[Python-Dev] Socket timeout patch

Mon, 03 Jun 2002 13:22:16 -0400

[Addressing only points that need attention]

> > - Also please don't put a space between the open parenthesis and the
> >   first argument (you do this almost consistently in test_timeout.py).
> 
>   Couldn't really figure out what you were seeing here. I read that
> you saw something like func( a, b), which I don't see in my local
> copy.

test_timeout.py from the SF page has this.  I'm glad you fixed this
already in your own copy.

> I do have something like this for list comprehension:
> 
>     [ x.find('\n') for x in self._rbuf ]
> 
>   Er, but I though there were supposed to be surrounding spaces at the
> edges...

I prefer to see that as

    [x.find('\n') for x in self._rbuf]

>   I screwed up the write. New the write is:
> 
[...]
> 
>   which is pretty much the same as the old. The read should be ok
> though. I could really use someone with a win compiler to test this
> for me.

I'll review it more when you next upload it.

> > - It also looks like you've broken the semantics of size<0 in read().
> 
>   Maybe I'm misunderstanding the code, but I thought that a size < 0
> meant to read until there are no more? The statement:
> 
>     while size < 0 or buf_len < size:
> 
>   accomplishes the same thing as what's in the current socket.py
> implementation.  If you look closely, the 'if >= 0' branch *always* returns,
> meaning that the < 0 is equiv to while 1. Due to shortcutting, the same
> thing happens in the above statement. Maybe a comment would make it clearer?

I was referring to this piece of code:

!         if buf_len > size:
!             self._rbuf.append (data[size:])
!             data = data[:size]

Here data[size:] gives you the last byte of the data and data[:size]
chops off the last byte.

> > - Maybe changing the write buffer to a list makes sense too?
> 
>   I could do this. Then just do a join before the flush. Is the append
> /that/ much faster?

Depends on how small the chunks are you write.  Roughly, repeated list
append is O(N log N), while repeated string append is O(N**2).

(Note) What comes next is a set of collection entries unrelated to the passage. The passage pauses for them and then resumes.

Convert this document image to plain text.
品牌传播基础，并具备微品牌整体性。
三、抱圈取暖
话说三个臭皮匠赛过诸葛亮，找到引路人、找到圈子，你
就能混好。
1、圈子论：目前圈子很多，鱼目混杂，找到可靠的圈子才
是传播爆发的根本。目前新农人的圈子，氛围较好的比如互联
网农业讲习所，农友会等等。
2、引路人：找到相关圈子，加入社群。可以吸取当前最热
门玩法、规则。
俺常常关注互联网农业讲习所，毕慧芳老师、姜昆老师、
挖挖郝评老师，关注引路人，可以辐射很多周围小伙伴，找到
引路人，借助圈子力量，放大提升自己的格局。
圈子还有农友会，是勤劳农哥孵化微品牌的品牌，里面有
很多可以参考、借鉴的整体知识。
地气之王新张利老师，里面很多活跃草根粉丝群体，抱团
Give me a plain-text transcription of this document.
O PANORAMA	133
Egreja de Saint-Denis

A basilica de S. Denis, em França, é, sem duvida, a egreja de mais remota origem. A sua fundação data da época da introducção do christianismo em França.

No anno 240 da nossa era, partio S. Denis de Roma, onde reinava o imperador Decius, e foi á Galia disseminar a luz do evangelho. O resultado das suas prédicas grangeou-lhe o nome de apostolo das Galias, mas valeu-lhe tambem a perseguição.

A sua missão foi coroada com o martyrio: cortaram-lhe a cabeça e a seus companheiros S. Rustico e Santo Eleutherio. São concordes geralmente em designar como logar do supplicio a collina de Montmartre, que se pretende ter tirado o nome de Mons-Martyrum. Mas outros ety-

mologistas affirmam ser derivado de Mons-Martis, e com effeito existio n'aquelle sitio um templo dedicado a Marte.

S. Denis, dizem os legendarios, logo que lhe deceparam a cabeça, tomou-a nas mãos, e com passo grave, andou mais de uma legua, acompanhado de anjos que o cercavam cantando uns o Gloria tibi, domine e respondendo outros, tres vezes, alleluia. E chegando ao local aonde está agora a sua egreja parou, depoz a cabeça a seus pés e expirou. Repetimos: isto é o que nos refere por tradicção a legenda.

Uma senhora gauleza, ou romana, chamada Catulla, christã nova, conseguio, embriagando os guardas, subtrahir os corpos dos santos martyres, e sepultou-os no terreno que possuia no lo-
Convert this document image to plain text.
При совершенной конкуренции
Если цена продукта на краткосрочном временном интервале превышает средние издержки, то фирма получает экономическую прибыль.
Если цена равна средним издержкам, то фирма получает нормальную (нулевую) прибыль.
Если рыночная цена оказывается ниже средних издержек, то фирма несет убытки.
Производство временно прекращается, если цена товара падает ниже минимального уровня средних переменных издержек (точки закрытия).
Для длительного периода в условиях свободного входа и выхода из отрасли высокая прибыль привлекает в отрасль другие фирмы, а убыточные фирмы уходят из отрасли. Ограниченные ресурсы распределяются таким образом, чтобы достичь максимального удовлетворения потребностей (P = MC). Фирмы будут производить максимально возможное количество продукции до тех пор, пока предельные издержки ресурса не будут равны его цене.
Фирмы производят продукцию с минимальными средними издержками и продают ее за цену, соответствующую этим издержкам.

> > - Since this code appears independent from the timeoutsocket code,
> >   maybe we can discuss this separately?
> 
>   The point of this code was to keep from losing data when an exception
> occurs (as timothy, if I remember correctly, pointed out). Hence the reason
> for keeping a lot more data around in instance variables instead of local
> variables. So the windows version might (in obscure cases) be affected
> by the timeout changes. That's what this patch was addressing.

OK, but given the issues the first version had, I recommand that the
code gets more review and that you write unit tests for all cases.

> > - Please don't introduce more static functions with a 'Py' name
> >   prefix.
> 
>   Only did this in one place, with PyTimeout_Err. The reason was that the
> other Error functions used the Py prefix, so it was done for consistency. I
> can change that.. or change the naming scheme with the others if you like.

I like to do code cleanup that doesn't change semantics (like
renamings) as a separate patch and checkin.  You can do this before or
after the timeout changes, but don't merge it into the timeout
changes.  I still like the static names that you introduce not to
start with Py.

> > - I believe that you can't reliably maintain a "sock_blocking" flag;
> >   there are setsockopt() or ioctl() calls that can make a socket
> >   blocking or non-blocking.  Also, there's no way to know whether a
> >   socket passed to fromfd() is in blocking mode or not.
> 
>   Well, upon socket creation (in init_sockobject), the socket is
> set to blocking mode. I think that handles fromfd, right? Doesn't
> every initialization means have to call that function?

OK, it looks like you call internal_setblocking(s, 0) to set the
socket in nonblocking mode.  (Hm, I don't see any calls to set the
socket in blocking mode!)

So do I understand that you are now always setting the socket in
non-blocking mode, even when there is no timeout specified, and that
you look at the sock_blocking flag to decide whether to do timeouts or
just pass the nonblocking behavior to the user?

This is a change in semantics, and could interfere with existing
applications that pass the socket's file descriptor off to other
code.  I think I'd be happier if the behavior wasn't changed at all
until a timeout is set for a socket -- then existing code won't
break.

>   The real problem would be someone using an ioctl or setsockopt (Can
> you even do blocking stuff through setsockopt?).

Yes, setblocking() makes a call to setsockopt(). :-)

> Ugh.  The original timeoutsocket didn't really deal with anything
> like that.  Erm, seems like an interface problem here - using ioctl
> kinda breaks the socket object interface. Perhaps we should be doing
> some sort of getsockopt to figure out the blocking mode and update
> our state accordingly? That would be an extra call for each thing to
> the interface though.

I only really care for sockets passed in to fromfd().  E.g. someone
can currently do:

  s1 = socket(AF_INET, SOCK_STREAM)
  s1.setblocking(0)

  s2 = fromfd(s1.fileno())
  # Now s2 is non-blocking too

I'd like this to continue to work as long as s1 doesn't set a timeout.

>   One solution is to set/unset blocking mode right before doing each
> call to be sure of the state and based on the internally stored value
> of the blocking attribute... but... then that kind of renders ioctl
> useless.

Don't worry so much about ioctl, but do worry about fromfd.

>   Another solution might be to set the blocking mode to on everytime
> someone sets a timeout. That would change the blocking/socket
> interaction already described a bit but not drastically. Also easy
> to implement.  That sends the message: Don't use ioctls when using
> timeouts.

I like this.

>   Hmm.. Will need to think about this more. Any insight would be
> helpful or some wisdom about how you usually handle this sort of
> thing.

See above.  Since we don't know what people out there are doing, I
don't want to break existing code.  We do know that existing code
doesn't use (this form of) timeout, so we can exploit that knowledge.

> > - What is s->errorhandler() for?  AFAICT, this is always equal to
> >   PySocket_Err!
> 
>   This was always in the module. Not sure why it was put there intially.
> I used it to be consistent.

Argh, you're right.  MAL added this; I'll ask him why.

>   If you made it this far, it's time for coffee.

When can I expect a new version?

--Guido van Rossum (home page: http://www.python.org/~guido/)